The earliest claim was sketched not by either rival but by the Vatican. In 1493, a year after Columbus, Pope Alexander VI divided the unexplored New World between Spain and Portugal, and the Treaty of Tordesillas the following year fixed the line. The Falklands fell on the Spanish side. Yet no European is known to have set foot on them until 1690, when the Englishman John Strong sailed through the channel he named Falkland Sound. The first actual settlers were French: in 1764 the explorer Louis Antoine de Bougainville founded Port-Saint-Louis on East Falkland with some 250 colonists. The British arrived almost simultaneously, planting a fort called Port Egmont in 1766, often without realising another European power was already on the far side of the islands.
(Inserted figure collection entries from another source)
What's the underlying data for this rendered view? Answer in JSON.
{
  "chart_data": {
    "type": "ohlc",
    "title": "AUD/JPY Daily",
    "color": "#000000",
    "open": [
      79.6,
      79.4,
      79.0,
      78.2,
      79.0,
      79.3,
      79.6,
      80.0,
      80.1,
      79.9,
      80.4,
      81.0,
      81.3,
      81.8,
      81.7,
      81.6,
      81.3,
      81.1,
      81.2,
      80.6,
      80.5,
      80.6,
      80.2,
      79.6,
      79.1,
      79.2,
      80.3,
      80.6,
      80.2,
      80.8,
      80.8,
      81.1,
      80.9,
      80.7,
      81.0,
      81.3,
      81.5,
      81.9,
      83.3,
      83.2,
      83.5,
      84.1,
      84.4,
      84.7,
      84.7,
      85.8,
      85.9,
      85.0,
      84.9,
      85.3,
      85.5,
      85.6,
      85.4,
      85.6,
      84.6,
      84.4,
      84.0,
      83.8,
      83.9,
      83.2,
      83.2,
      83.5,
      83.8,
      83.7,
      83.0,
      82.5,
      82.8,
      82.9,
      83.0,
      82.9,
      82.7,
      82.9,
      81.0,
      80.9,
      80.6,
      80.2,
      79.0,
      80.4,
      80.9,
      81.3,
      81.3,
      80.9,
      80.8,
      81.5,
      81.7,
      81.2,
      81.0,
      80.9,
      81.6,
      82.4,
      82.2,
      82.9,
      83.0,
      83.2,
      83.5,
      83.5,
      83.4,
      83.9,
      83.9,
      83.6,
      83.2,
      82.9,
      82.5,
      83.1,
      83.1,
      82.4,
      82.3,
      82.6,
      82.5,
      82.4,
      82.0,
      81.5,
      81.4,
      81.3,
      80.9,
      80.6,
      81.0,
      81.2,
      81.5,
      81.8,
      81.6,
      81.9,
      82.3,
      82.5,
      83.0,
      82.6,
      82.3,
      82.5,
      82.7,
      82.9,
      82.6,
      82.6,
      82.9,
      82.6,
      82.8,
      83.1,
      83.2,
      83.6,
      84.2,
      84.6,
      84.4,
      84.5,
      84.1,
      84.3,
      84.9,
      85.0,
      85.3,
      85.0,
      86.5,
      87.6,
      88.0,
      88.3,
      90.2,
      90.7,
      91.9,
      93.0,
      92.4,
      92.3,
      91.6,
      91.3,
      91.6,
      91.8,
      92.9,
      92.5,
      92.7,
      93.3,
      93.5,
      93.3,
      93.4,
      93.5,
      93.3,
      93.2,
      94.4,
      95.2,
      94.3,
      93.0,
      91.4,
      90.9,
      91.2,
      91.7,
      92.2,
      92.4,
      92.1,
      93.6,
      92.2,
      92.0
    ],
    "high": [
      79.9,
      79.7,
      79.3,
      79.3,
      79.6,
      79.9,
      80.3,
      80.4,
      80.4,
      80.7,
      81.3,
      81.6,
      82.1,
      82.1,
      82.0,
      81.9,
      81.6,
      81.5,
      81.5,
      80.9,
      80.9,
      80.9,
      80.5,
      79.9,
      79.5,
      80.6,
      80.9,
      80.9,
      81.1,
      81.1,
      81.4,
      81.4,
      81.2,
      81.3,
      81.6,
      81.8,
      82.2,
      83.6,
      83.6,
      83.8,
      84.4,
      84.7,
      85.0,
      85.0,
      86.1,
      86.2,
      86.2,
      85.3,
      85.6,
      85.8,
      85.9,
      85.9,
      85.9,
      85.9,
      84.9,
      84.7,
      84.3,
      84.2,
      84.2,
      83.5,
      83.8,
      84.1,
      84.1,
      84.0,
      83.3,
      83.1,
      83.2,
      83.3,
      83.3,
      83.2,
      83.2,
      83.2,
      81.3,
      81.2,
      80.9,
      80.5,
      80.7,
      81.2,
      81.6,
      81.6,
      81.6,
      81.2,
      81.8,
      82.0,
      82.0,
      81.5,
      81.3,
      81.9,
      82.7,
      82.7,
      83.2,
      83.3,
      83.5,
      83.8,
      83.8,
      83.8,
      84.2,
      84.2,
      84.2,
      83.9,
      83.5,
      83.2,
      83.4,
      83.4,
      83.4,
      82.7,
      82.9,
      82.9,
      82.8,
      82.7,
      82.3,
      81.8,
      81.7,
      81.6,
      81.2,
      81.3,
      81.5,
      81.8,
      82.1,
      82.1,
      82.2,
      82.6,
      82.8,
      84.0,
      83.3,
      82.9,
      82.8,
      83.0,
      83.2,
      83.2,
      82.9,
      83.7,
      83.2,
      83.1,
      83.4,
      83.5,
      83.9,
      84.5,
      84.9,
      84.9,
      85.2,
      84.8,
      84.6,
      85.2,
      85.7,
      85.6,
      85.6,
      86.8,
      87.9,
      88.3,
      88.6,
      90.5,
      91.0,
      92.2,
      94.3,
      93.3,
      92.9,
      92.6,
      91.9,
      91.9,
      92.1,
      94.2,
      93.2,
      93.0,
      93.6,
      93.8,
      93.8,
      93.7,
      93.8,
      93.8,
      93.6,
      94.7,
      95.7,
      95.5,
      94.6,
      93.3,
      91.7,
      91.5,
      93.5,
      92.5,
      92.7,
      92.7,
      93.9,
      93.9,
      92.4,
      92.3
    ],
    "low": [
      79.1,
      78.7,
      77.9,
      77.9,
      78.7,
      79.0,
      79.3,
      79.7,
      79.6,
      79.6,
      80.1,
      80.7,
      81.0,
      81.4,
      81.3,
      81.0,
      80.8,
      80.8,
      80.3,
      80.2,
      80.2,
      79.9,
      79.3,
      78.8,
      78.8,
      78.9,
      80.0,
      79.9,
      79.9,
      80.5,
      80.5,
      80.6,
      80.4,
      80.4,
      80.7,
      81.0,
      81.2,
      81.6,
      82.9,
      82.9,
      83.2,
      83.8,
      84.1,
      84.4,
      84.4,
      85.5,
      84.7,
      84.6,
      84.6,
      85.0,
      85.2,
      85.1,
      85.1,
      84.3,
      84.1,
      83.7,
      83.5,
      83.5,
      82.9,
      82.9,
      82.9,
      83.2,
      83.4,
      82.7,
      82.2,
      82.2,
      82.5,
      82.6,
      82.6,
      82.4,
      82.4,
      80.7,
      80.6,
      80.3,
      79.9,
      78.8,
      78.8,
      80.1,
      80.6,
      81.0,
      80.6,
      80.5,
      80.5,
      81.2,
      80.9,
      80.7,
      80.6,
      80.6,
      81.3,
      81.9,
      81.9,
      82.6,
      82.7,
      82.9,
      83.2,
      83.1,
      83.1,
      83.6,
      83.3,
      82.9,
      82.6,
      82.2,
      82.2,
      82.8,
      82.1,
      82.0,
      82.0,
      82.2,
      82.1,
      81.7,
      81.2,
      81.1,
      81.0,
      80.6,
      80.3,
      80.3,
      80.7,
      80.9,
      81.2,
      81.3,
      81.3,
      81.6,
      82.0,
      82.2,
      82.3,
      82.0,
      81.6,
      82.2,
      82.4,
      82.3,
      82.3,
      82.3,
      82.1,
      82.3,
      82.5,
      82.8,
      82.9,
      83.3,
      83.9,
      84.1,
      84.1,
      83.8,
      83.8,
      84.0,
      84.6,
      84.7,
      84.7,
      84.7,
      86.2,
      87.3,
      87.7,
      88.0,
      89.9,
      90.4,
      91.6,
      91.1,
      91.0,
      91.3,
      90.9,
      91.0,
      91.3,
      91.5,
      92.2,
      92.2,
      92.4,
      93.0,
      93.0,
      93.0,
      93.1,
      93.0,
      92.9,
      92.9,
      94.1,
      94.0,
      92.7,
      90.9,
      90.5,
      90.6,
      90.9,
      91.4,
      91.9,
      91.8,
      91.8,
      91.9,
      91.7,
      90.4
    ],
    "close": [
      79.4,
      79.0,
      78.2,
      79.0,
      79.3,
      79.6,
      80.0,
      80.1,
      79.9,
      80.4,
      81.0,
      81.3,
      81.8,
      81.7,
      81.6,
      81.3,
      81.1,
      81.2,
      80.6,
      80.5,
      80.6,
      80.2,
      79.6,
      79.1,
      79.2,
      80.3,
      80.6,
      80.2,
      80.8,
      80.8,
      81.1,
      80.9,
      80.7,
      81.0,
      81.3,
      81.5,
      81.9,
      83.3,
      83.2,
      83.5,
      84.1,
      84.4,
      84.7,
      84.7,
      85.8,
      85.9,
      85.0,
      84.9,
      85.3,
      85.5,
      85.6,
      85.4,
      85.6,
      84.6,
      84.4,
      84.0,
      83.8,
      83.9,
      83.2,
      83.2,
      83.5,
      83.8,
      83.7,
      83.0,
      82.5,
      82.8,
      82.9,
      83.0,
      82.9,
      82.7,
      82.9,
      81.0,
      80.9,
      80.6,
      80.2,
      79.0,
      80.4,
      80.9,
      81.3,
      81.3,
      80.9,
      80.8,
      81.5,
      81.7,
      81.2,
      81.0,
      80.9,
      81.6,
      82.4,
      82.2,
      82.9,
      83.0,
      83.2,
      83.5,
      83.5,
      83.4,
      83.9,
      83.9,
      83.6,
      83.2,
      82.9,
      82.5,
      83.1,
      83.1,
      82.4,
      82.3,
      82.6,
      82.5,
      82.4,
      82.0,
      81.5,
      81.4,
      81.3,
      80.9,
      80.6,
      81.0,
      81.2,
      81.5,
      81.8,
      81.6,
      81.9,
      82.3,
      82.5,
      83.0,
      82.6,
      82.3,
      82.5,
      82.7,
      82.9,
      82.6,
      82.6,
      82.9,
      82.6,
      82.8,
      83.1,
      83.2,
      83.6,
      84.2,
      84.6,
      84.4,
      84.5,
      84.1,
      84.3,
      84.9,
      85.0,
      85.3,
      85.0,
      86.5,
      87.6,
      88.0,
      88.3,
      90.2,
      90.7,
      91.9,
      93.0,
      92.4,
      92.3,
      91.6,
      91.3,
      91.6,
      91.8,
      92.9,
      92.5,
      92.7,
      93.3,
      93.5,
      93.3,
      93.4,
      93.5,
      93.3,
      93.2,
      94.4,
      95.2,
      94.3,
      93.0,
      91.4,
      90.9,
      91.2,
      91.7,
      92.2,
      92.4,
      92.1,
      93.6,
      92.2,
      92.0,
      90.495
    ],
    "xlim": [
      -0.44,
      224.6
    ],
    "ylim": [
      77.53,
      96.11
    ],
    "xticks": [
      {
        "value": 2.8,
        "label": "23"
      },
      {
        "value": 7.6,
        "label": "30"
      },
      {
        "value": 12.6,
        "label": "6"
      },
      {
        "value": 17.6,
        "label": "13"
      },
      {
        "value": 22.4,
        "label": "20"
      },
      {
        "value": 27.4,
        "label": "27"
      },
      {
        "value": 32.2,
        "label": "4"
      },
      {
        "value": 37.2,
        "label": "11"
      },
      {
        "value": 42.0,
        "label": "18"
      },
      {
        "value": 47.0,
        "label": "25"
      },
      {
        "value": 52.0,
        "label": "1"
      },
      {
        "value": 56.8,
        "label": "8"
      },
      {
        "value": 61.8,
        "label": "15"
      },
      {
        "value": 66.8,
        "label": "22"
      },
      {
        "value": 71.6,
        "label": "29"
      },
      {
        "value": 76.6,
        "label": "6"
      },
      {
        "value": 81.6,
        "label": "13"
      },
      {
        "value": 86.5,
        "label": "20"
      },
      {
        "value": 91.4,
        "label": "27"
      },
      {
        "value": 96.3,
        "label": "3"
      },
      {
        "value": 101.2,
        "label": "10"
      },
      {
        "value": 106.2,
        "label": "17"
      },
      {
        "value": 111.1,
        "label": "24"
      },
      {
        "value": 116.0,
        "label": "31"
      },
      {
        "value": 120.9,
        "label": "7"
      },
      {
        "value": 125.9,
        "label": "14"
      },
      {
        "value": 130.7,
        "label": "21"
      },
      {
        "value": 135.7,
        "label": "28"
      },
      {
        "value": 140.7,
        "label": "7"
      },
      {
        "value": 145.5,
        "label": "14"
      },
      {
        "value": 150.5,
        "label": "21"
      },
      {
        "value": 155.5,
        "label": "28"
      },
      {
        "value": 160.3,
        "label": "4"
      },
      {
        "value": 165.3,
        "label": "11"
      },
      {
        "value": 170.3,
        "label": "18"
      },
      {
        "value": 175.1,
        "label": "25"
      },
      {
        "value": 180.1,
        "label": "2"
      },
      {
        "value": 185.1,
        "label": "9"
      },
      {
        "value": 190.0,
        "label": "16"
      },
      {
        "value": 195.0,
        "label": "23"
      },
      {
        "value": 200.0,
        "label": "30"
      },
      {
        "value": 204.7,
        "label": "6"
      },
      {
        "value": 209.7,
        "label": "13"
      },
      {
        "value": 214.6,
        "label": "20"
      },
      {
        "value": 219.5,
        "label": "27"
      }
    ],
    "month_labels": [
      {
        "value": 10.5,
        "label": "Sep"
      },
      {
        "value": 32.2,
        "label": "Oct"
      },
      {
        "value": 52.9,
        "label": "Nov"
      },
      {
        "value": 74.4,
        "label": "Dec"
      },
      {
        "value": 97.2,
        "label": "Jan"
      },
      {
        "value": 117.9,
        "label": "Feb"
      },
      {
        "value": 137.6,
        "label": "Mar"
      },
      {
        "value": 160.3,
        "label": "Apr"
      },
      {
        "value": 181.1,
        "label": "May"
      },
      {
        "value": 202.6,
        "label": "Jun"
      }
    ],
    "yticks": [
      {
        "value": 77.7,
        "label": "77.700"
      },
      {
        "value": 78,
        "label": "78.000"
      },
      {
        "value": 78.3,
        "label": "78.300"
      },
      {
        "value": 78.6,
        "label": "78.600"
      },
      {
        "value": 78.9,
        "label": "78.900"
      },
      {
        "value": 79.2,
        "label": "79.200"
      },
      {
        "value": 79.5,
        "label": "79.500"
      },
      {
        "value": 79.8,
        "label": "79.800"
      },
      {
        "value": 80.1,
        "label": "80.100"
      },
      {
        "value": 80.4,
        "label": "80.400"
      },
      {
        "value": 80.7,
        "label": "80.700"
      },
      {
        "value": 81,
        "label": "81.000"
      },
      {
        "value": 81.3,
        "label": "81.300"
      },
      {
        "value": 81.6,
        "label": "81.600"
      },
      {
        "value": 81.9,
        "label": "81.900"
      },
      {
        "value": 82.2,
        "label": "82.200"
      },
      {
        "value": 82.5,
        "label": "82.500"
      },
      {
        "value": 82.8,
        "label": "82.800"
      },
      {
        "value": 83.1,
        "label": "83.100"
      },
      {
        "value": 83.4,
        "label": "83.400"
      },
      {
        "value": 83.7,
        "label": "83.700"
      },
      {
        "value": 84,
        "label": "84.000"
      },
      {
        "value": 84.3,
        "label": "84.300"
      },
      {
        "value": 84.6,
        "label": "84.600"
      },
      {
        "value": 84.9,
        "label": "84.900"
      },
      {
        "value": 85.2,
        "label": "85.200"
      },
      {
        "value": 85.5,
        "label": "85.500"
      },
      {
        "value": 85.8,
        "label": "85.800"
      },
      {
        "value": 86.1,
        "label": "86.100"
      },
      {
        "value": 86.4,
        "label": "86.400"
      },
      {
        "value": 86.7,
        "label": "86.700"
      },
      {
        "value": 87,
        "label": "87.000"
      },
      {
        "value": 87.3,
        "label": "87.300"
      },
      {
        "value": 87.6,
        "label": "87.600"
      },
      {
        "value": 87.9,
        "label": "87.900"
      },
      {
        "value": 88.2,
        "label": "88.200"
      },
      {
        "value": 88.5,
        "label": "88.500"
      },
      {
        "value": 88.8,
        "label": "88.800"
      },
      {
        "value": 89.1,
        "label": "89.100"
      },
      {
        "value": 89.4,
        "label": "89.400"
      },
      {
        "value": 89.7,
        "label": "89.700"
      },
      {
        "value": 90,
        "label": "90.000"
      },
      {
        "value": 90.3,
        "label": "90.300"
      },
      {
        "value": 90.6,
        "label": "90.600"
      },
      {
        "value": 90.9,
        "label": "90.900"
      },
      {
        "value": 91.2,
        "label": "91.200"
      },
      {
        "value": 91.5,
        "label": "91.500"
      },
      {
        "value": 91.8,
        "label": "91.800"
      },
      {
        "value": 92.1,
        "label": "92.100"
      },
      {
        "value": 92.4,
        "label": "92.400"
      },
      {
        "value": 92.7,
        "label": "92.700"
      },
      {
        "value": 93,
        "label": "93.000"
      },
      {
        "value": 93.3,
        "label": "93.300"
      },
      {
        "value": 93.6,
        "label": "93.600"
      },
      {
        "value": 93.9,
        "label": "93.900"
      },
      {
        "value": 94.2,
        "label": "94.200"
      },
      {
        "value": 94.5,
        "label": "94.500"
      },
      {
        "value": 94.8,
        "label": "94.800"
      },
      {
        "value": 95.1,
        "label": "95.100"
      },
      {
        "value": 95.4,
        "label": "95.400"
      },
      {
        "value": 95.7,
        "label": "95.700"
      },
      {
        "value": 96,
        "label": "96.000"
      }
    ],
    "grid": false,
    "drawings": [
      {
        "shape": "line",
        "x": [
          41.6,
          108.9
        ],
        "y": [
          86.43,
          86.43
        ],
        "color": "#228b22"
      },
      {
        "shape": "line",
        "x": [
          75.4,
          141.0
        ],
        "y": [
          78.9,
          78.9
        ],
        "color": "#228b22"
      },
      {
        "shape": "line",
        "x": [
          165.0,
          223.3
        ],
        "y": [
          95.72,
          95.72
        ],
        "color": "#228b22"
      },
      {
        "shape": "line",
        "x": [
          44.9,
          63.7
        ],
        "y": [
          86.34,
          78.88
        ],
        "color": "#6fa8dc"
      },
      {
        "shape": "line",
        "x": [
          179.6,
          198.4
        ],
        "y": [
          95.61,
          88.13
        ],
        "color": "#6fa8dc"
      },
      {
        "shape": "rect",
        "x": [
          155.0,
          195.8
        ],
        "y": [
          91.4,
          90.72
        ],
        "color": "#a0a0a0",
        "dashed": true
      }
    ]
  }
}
Ownership then passed hand to hand in a tangle that both sides still mine for arguments. Spain bought out the French, very nearly went to war with Britain in 1770, and eventually held the islands as the British quietly withdrew in 1774, leaving behind a plaque to mark that they had not surrendered their claim. When Spain's American empire collapsed, the newly independent United Provinces, the seed of modern Argentina, asserted that the Falklands had passed to them by inheritance. They established a settlement under Louis Vernet, whose own daughter was born on the islands and named Malvina. Then in 1831 an American warship, the USS Lexington, raided Vernet's colony over a dispute about seal hunting and left it in ruins, its captain declaring the place to belong to no one at all.
The modern dispute crystallised in January 1833, when a British squadron arrived and asked the small Argentine garrison to lower its flag and leave. Argentina calls this an act of force, an illegal seizure it has protested ever since, in 1841, 1849, and on through more than a dozen formal objections to the present day. Britain replies that no settled population was expelled, only a garrison, and that the islands had no indigenous people and only the most fleeting prior occupation. Argentina counters that the islanders are a transplanted British population with no separate right of self-determination. Britain holds that self-determination is a universal right and the islanders' wishes are decisive. Both cases are sincerely argued and genuinely complicated, and reasonable people in both countries believe their own with complete conviction.
By 1982 Argentina was governed by a military junta presiding over economic ruin and rising public anger, and recovering the Malvinas promised a unifying triumph. On 2 April its forces invaded. The 74-day war that followed killed 649 Argentines, 255 British servicemen, and three islanders before Argentine forces surrendered at Stanley on 14 June. The quarrel did not end with the fighting. Argentina still claims the islands in its constitution and raises the issue yearly at the United Nations. The islanders, for their part, answered in their own voice in March 2013, when a referendum asked whether they wished to remain a British Overseas Territory. Of 1,516 valid votes, all but three said yes, on a turnout of more than ninety percent. Argentina dismissed the vote; Britain called it decisive. The two names endure, and so does the argument between them.
The Falkland Islands lie at roughly 51.67 degrees south, 59.50 degrees west, an archipelago of two main islands, East and West Falkland, plus hundreds of smaller ones, set in the South Atlantic about 480 kilometres east of southern Argentina. From altitude the islands read as a low, indented, treeless landmass laced with sounds and inlets, ringed by cold open ocean. The principal airfield is RAF Mount Pleasant (ICAO: SFAL) on East Falkland, with the older Port Stanley Airport near the capital; LATAM operates a civilian link to Chile. Expect strong, near-constant westerly winds, frequent low cloud, and rapidly changing visibility year round.